California

Changes to Dental Anesthesia Lie Ahead

NBC BAY AREA RESPONDS

Six-year-old Caleb Sears died after having a tooth pulled at the dentist. His dentist was performing double duty -- pulling the tooth while also administering general anesthesia

“Once we had the information about his brain and consulted with the neurologist, we realizbaned that we had to let him go,” said Eliza Sears, Caleb’s mom.

We wanted to know how many other kids had died after a dental procedure involving anesthesia. The answer was hard to get.

The Dental Board of California, whose goal is to protect the health and safety of consumers, couldn’t tell us how many kids have died. Instead, it gave us a stack of inconsistent and heavily redacted reports submitted by dentists after a procedure had gone wrong. We couldn’t make sense of most of it.  

Soon after that, the legislature stepped in, and ordered the board to study the safety of dentists giving kids anesthesia.

“I kept thinking, I wish someone had done this years ago, to save Caleb,” Stears said.

Many medical experts say it’s unsafe for dentists to administer anesthesia in kids while also doing dental work. They’ve attended dental board meetings over the past several months, asking the board to ban the practice.

“I implore you, as I have before, do not allow a child to be treated by the same person for anesthesia and whatever surgical treatment there is to be done,” dental professor Larry Trapp told the board.
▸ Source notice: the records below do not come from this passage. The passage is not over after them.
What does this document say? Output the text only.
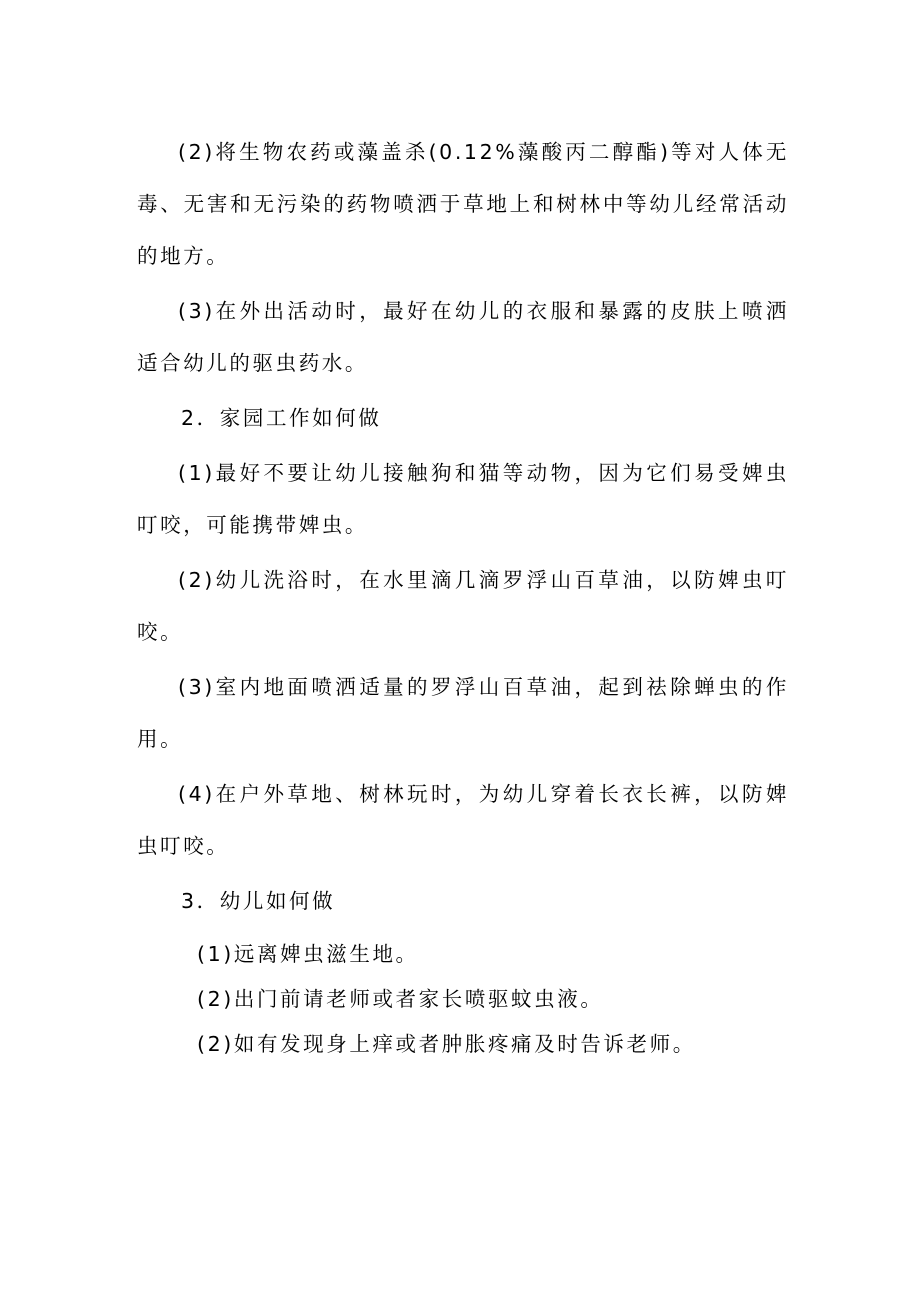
(2)将生物农药或藻盖杀(0.12%藻酸丙二醇酯)等对人体无毒、无害和无污染的药物喷洒于草地上和树林中等幼儿经常活动的地方。

(3)在外出活动时，最好在幼儿的衣服和暴露的皮肤上喷洒适合幼儿的驱虫药水。

2．家园工作如何做

(1)最好不要让幼儿接触狗和猫等动物，因为它们易受婢虫叮咬，可能携带婢虫。

(2)幼儿洗浴时，在水里滴几滴罗浮山百草油，以防婢虫叮咬。

(3)室内地面喷洒适量的罗浮山百草油，起到祛除蝉虫的作用。

(4)在户外草地、树林玩时，为幼儿穿着长衣长裤，以防婢虫叮咬。

3．幼儿如何做

(1)远离婢虫滋生地。

(2)出门前请老师或者家长喷驱蚊虫液。

(2)如有发现身上痒或者肿胀疼痛及时告诉老师。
But the board hasn’t been willing to go that far.

“The single operator anesthesia model is accepted nowhere in medicine, but exists only in dentistry,” Paula Whiteman, representing the American Academy of Pediatrics of California, told the board. “Despite the fact that this is my fourth time in front of the California Dental Board, the committee has ignored our recommendations.”

But, in an unexpected move, the board’s president said changes to how general anesthesia is given to kids needs to happen.

“I’m concerned that our recommendations at this point do not reflect the concerns that I’ve heard,” said Steven Morrow, board president.

The board is now recommending that dentists no longer administer general anesthesia while also performing dental work in children under the age of seven. A separate anesthesiologist would be required.

Medical experts call this a move in the right direction.

“Children ages seven and up are just as important as seven and below,” Whiteman said. “But this is a start. It gets our foot in the door. We’ll take this win.”

The board will now submit this new recommendation to the legislature. NBC Bay Area will continue to follow this story.